Probabilistic detection capability evaluation of eddy current testing to detect cracks on the divertor monoblock surface

Abstract

This study proposed a multi-parameter probability of detection (POD) model to probabilistically assess the capability of eddy current testing (ECT) for the inspection of divertor monoblock surfaces. The model assumes that a signal caused by the presence of a crack follows a probability density function with the depth, length, and position of the crack as variables. The parameters of the model are estimated by the combinational use of measured and experimental signals, and the probability that the signal exceeds a certain threshold is regarded as the probability of detection as the conventional â-a POD analysis. To demonstrate the model, sixty-three tungsten samples with an artificial slit were prepared to simulate the thermal fatigue cracking of the monoblock plasma-facing surface. The samples were measured using a differential plus-point ECT probe with a 1 mm lift-off and 500 kHz frequency.

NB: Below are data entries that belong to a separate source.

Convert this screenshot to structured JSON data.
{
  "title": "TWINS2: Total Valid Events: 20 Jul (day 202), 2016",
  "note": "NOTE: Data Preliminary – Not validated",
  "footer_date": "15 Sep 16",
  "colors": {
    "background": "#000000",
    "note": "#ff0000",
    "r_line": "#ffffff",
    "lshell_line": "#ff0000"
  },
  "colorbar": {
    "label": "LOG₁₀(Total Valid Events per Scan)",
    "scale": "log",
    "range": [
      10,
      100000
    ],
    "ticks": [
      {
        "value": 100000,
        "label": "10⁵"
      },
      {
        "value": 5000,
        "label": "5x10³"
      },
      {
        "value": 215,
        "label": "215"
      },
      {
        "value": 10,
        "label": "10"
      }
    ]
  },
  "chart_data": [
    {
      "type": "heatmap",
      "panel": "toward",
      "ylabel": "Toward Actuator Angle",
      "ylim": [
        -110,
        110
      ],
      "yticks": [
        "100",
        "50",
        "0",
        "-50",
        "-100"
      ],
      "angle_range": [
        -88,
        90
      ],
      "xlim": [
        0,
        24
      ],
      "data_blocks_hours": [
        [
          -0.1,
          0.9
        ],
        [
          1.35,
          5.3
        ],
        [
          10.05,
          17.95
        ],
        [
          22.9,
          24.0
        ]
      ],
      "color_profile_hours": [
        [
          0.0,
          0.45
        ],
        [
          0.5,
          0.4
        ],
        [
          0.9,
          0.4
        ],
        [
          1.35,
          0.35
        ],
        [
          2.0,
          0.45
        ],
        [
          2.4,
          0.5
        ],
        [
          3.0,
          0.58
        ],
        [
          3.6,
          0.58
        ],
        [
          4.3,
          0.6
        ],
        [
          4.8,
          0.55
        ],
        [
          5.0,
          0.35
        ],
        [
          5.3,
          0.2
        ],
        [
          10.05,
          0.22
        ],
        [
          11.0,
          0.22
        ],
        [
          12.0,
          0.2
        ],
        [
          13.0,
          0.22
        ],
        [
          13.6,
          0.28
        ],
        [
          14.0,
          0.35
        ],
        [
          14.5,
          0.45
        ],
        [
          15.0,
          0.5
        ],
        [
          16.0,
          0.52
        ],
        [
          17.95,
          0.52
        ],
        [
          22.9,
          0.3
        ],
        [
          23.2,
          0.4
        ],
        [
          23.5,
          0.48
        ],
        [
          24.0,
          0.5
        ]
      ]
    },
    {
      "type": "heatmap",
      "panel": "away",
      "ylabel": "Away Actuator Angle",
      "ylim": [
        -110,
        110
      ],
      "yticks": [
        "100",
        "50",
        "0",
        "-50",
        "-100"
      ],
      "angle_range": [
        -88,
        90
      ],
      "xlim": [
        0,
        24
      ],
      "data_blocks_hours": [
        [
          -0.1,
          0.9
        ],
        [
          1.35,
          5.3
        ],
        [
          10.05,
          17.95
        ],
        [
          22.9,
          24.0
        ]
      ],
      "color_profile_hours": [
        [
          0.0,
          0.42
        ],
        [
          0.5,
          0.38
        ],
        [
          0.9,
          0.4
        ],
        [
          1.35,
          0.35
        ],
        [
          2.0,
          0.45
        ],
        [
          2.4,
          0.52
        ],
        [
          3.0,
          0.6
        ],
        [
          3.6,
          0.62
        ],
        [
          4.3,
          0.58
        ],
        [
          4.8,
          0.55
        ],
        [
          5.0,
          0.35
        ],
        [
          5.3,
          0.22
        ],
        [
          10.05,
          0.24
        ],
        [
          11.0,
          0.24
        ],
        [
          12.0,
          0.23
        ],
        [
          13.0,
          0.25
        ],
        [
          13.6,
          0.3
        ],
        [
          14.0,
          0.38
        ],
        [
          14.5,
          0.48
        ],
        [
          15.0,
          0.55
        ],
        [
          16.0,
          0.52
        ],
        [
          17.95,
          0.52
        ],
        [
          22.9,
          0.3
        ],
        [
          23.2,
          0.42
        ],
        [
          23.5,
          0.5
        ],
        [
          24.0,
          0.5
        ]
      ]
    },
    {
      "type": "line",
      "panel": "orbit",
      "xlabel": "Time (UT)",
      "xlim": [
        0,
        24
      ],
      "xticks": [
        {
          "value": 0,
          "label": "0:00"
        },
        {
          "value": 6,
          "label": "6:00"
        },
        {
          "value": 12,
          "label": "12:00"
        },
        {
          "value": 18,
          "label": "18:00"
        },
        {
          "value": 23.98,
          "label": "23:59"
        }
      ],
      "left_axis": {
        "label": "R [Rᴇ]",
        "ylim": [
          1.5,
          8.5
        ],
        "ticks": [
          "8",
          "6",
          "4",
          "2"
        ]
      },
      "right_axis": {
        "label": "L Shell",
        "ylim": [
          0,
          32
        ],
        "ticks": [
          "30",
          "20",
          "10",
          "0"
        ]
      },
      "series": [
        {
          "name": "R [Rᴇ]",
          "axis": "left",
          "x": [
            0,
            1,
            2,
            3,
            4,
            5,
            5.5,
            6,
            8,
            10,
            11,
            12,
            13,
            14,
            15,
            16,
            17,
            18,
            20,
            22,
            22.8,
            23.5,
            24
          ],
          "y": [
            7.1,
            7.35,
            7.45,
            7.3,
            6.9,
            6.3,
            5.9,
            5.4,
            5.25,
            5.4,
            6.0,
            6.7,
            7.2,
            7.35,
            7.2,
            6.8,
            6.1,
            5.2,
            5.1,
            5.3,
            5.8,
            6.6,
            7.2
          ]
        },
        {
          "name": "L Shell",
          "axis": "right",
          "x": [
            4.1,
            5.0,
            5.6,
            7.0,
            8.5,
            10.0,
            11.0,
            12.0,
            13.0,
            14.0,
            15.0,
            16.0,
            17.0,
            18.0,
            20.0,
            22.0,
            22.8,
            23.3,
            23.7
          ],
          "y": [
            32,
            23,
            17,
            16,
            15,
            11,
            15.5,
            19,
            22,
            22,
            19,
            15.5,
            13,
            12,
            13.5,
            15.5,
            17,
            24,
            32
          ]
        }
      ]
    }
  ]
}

Correspondingly, numerical simulations of an eddy current simulator based on the $A-\varphi$ formulation were performed. The difference between the normalized slit signals and a flawless signal, which is obtained with the aid of image processing, was considered as the signal response to mitigate the influence of large noise caused at the edges of monoblocks. The results show that the proposed model can evaluate POD much more reasonably than conventional models that represent a flaw using one or two parameters.